Background and Purpose—The association between common variants of CYP2J2 gene and EPHX2 gene with the development of cardiovascular diseases (CVD) have been predominantly identified in previous studies. However, this study within persons with type 2 diabetes mellitus (T2DM) evaluated whether single-nucleotide polymorphisms (SNPs) in the same genes could distinguish T2DM risk.Methods—Gene promoter region, all exons and 3`-untranslated region of the CYP2J2 and EPHX2 genes were directly sequenced in 48 individuals. Genotypings for the SNPs which were eligible for inclusion in the study were performed using TaqMan SNP Genotyping Assays in 1135 patients with T2DM and 1139 control subjects.Results—New of the most relevant polymorphisms in terms of frequency and functional importance with the CYP2J2 and EPHX2 were not found. Genotyping data indicate that no significant di?erence were observed in genotype distribution (χ2 test; genotype: p=0.717; p=0.304; p=0.322, respectively) and allele frequency (p =0.732; p=0.338; p=0.427, respectively) between Chinese non-diabetic subjects (n=1139) and type 2 diabetic patients (n=1135).
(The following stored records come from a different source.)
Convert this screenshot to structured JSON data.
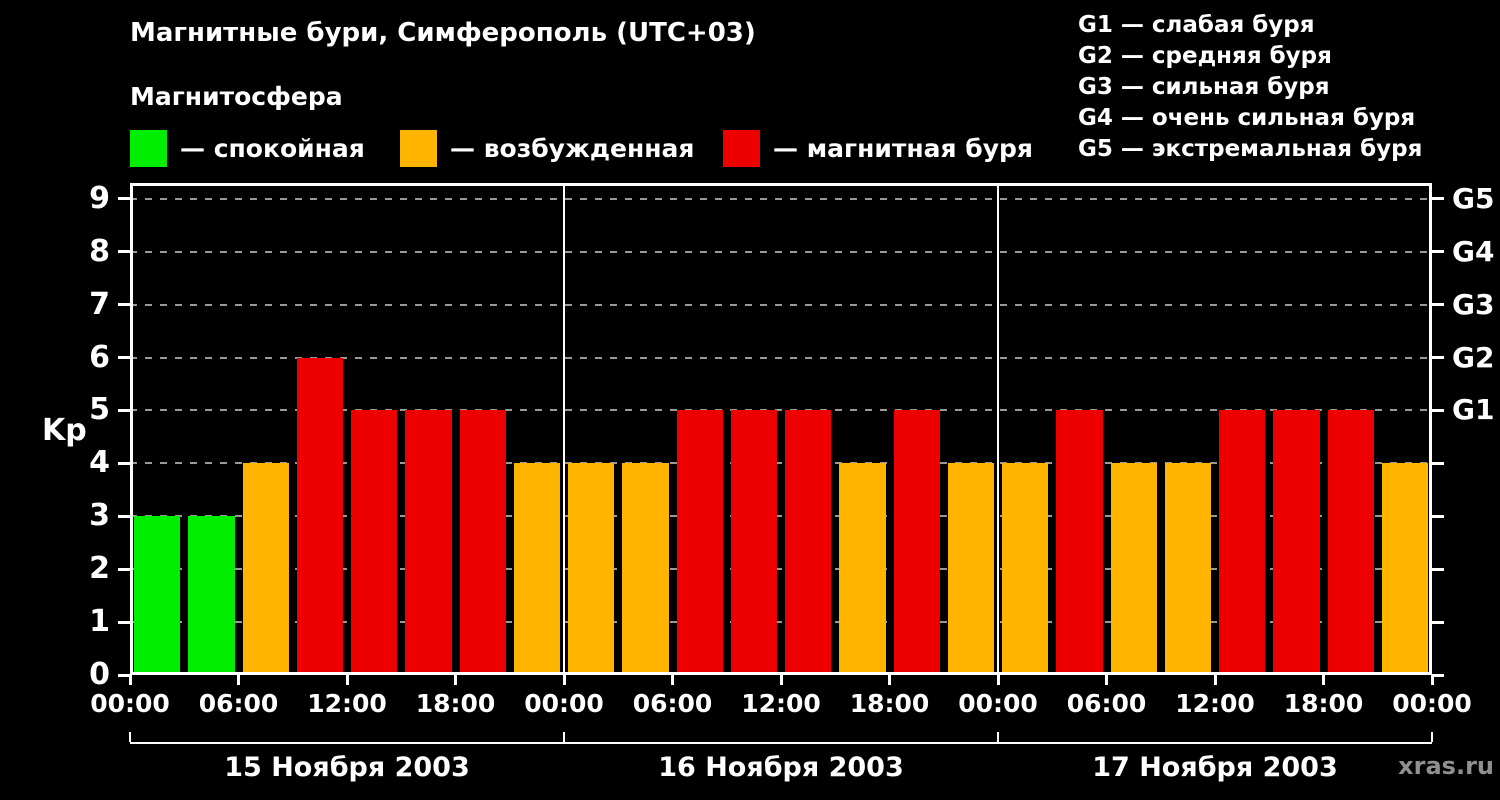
{
  "legend": {
    "title": "Магнитосфера",
    "items": [
      {
        "name": "quiet",
        "label": "— спокойная",
        "color": "#00ee00"
      },
      {
        "name": "active",
        "label": "— возбужденная",
        "color": "#ffb400"
      },
      {
        "name": "storm",
        "label": "— магнитная буря",
        "color": "#ee0000"
      }
    ]
  },
  "storm_scale": {
    "items": [
      "G1 — слабая буря",
      "G2 — средняя буря",
      "G3 — сильная буря",
      "G4 — очень сильная буря",
      "G5 — экстремальная буря"
    ]
  },
  "watermark": "xras.ru",
  "chart_data": {
    "type": "bar",
    "title": "Магнитные бури, Симферополь (UTC+03)",
    "ylabel": "Kp",
    "ylim": [
      0,
      9.3
    ],
    "yticks": [
      0,
      1,
      2,
      3,
      4,
      5,
      6,
      7,
      8,
      9
    ],
    "grid": true,
    "grid_color": "#999999",
    "axis_color": "#ffffff",
    "background": "#000000",
    "interval_hours": 3,
    "x_tick_labels": [
      "00:00",
      "06:00",
      "12:00",
      "18:00",
      "00:00",
      "06:00",
      "12:00",
      "18:00",
      "00:00",
      "06:00",
      "12:00",
      "18:00",
      "00:00"
    ],
    "right_axis_labels": [
      {
        "kp": 5,
        "label": "G1"
      },
      {
        "kp": 6,
        "label": "G2"
      },
      {
        "kp": 7,
        "label": "G3"
      },
      {
        "kp": 8,
        "label": "G4"
      },
      {
        "kp": 9,
        "label": "G5"
      }
    ],
    "color_rule": {
      "kp_0_3": "#00ee00",
      "kp_4": "#ffb400",
      "kp_5_9": "#ee0000"
    },
    "days": [
      {
        "date": "15 Ноября 2003",
        "kp_values": [
          3,
          3,
          4,
          6,
          5,
          5,
          5,
          4
        ]
      },
      {
        "date": "16 Ноября 2003",
        "kp_values": [
          4,
          4,
          5,
          5,
          5,
          4,
          5,
          4
        ]
      },
      {
        "date": "17 Ноября 2003",
        "kp_values": [
          4,
          5,
          4,
          4,
          5,
          5,
          5,
          4
        ]
      }
    ]
  }
}
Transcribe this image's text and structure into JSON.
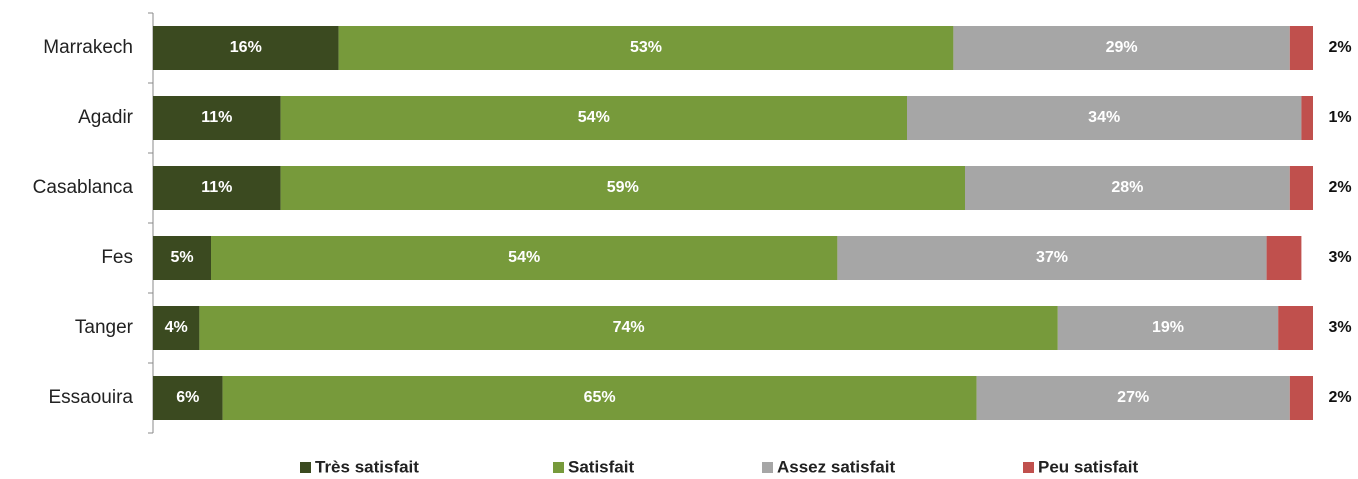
{
  "chart_data": {
    "type": "bar",
    "orientation": "horizontal",
    "stacked": true,
    "categories": [
      "Marrakech",
      "Agadir",
      "Casablanca",
      "Fes",
      "Tanger",
      "Essaouira"
    ],
    "series": [
      {
        "name": "Très satisfait",
        "color": "#3b4a20",
        "values": [
          16,
          11,
          11,
          5,
          4,
          6
        ],
        "value_labels": [
          "16%",
          "11%",
          "11%",
          "5%",
          "4%",
          "6%"
        ]
      },
      {
        "name": "Satisfait",
        "color": "#779a3b",
        "values": [
          53,
          54,
          59,
          54,
          74,
          65
        ],
        "value_labels": [
          "53%",
          "54%",
          "59%",
          "54%",
          "74%",
          "65%"
        ]
      },
      {
        "name": "Assez satisfait",
        "color": "#a6a6a6",
        "values": [
          29,
          34,
          28,
          37,
          19,
          27
        ],
        "value_labels": [
          "29%",
          "34%",
          "28%",
          "37%",
          "19%",
          "27%"
        ]
      },
      {
        "name": "Peu satisfait",
        "color": "#c0504d",
        "values": [
          2,
          1,
          2,
          3,
          3,
          2
        ],
        "value_labels": [
          "2%",
          "1%",
          "2%",
          "3%",
          "3%",
          "2%"
        ]
      }
    ],
    "legend": "bottom"
  }
}
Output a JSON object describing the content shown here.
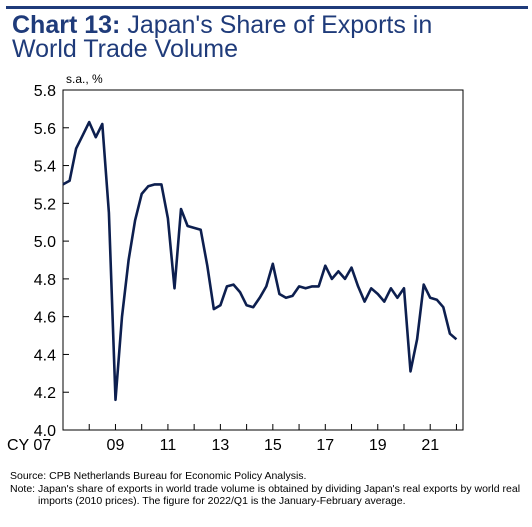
{
  "title": {
    "number": "Chart 13:",
    "text_line1": " Japan's Share of Exports in",
    "text_line2": "World Trade Volume"
  },
  "chart_data": {
    "type": "line",
    "unit_label": "s.a., %",
    "x_tick_labels": [
      "CY 07",
      "09",
      "11",
      "13",
      "15",
      "17",
      "19",
      "21"
    ],
    "x_tick_years": [
      2007,
      2009,
      2011,
      2013,
      2015,
      2017,
      2019,
      2021
    ],
    "xlim": [
      2007,
      2022.25
    ],
    "ylim": [
      4.0,
      5.8
    ],
    "y_ticks": [
      "4.0",
      "4.2",
      "4.4",
      "4.6",
      "4.8",
      "5.0",
      "5.2",
      "5.4",
      "5.6",
      "5.8"
    ],
    "line_color": "#0d1f4f",
    "series": [
      {
        "values": [
          5.3,
          5.32,
          5.49,
          5.56,
          5.63,
          5.55,
          5.62,
          5.15,
          4.16,
          4.6,
          4.9,
          5.11,
          5.25,
          5.29,
          5.3,
          5.3,
          5.12,
          4.75,
          5.17,
          5.08,
          5.07,
          5.06,
          4.87,
          4.64,
          4.66,
          4.76,
          4.77,
          4.73,
          4.66,
          4.65,
          4.7,
          4.76,
          4.88,
          4.72,
          4.7,
          4.71,
          4.76,
          4.75,
          4.76,
          4.76,
          4.87,
          4.8,
          4.84,
          4.8,
          4.86,
          4.76,
          4.68,
          4.75,
          4.72,
          4.68,
          4.75,
          4.7,
          4.75,
          4.31,
          4.48,
          4.77,
          4.7,
          4.69,
          4.65,
          4.51,
          4.48
        ]
      }
    ]
  },
  "notes": {
    "source_label": "Source: ",
    "source_text": "CPB Netherlands Bureau for Economic Policy Analysis.",
    "note_label": "Note: ",
    "note_text": "Japan's share of exports in world trade volume is obtained by dividing Japan's real exports by world real imports (2010 prices). The figure for 2022/Q1 is the January-February average."
  }
}
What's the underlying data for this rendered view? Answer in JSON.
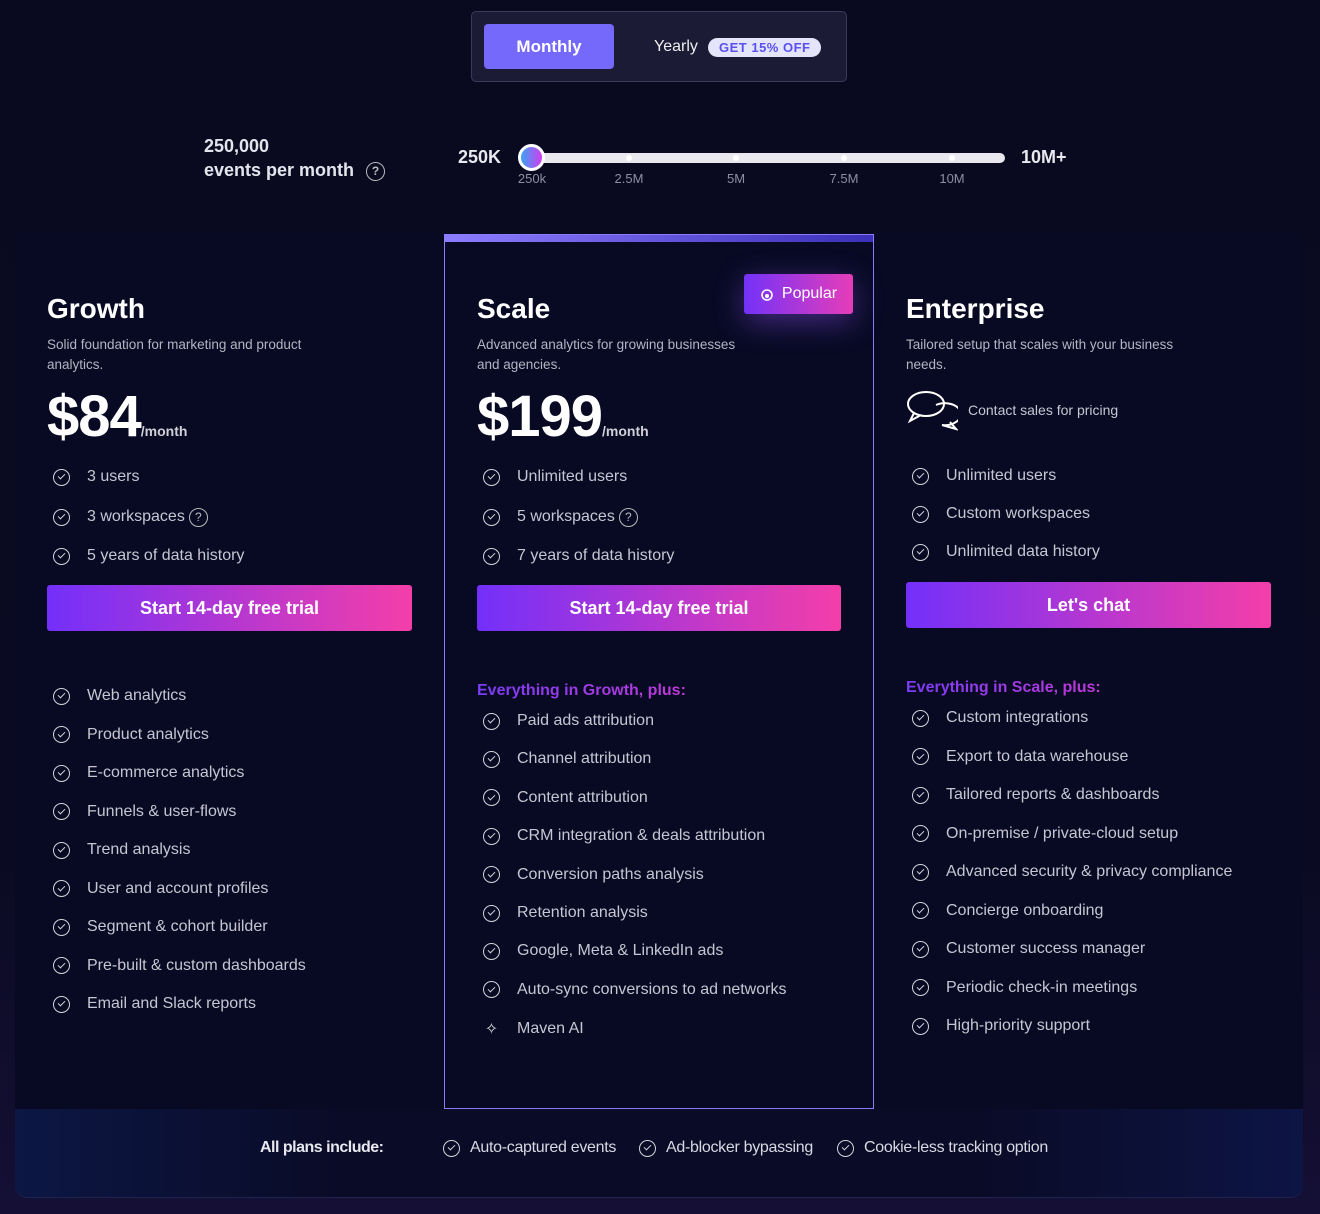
{
  "billing": {
    "monthly": "Monthly",
    "yearly": "Yearly",
    "yearly_badge": "GET 15% OFF",
    "selected": "Monthly"
  },
  "events": {
    "value": "250,000",
    "label": "events per month",
    "help_icon": "question-circle-icon"
  },
  "slider": {
    "min_label": "250K",
    "max_label": "10M+",
    "ticks": [
      "250k",
      "2.5M",
      "5M",
      "7.5M",
      "10M"
    ],
    "current": "250k",
    "position_fraction": 0
  },
  "colors": {
    "accent": "#7569fb",
    "cta_start": "#7330fa",
    "cta_end": "#f43ea9",
    "background": "#0a0b22"
  },
  "plans": [
    {
      "name": "Growth",
      "description": "Solid foundation for marketing and product analytics.",
      "price": "$84",
      "period": "/month",
      "limits": [
        "3 users",
        "3 workspaces",
        "5 years of data history"
      ],
      "cta": "Start 14-day free trial",
      "features": [
        "Web analytics",
        "Product analytics",
        "E-commerce analytics",
        "Funnels & user-flows",
        "Trend analysis",
        "User and account profiles",
        "Segment & cohort builder",
        "Pre-built & custom dashboards",
        "Email and Slack reports"
      ]
    },
    {
      "name": "Scale",
      "badge": "Popular",
      "description": "Advanced analytics for growing businesses and agencies.",
      "price": "$199",
      "period": "/month",
      "limits": [
        "Unlimited users",
        "5 workspaces",
        "7 years of data history"
      ],
      "cta": "Start 14-day free trial",
      "plus_heading": "Everything in Growth, plus:",
      "features": [
        "Paid ads attribution",
        "Channel attribution",
        "Content attribution",
        "CRM integration & deals attribution",
        "Conversion paths analysis",
        "Retention analysis",
        "Google, Meta & LinkedIn ads",
        "Auto-sync conversions to ad networks",
        "Maven AI"
      ]
    },
    {
      "name": "Enterprise",
      "description": "Tailored setup that scales with your business needs.",
      "contact": "Contact sales for pricing",
      "limits": [
        "Unlimited users",
        "Custom workspaces",
        "Unlimited data history"
      ],
      "cta": "Let's chat",
      "plus_heading": "Everything in Scale, plus:",
      "features": [
        "Custom integrations",
        "Export to data warehouse",
        "Tailored reports & dashboards",
        "On-premise / private-cloud setup",
        "Advanced security & privacy compliance",
        "Concierge onboarding",
        "Customer success manager",
        "Periodic check-in meetings",
        "High-priority support"
      ]
    }
  ],
  "footer": {
    "label": "All plans include:",
    "items": [
      "Auto-captured events",
      "Ad-blocker bypassing",
      "Cookie-less tracking option"
    ]
  }
}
Multivariate logistic analysis data indicate that no significant associations were found between rs890293, rs751141 or rs1126452 polymorphism variant allele and the development of T2DM under a dominant model a recessive model and an additive model after or not adjustment for conventional risk factors. Similarly, none of the polymorphisms was found to associate with insulin resistance under different genetic models between cases and controls (data not shown).Conclusion—The lack of associations between SNPs (rs890293, rs751141 or rs1126452) and T2DM investigated in the Chinese Han population suggests CYP2J2 gene and EPHX2 gene may be not associated with T2DM.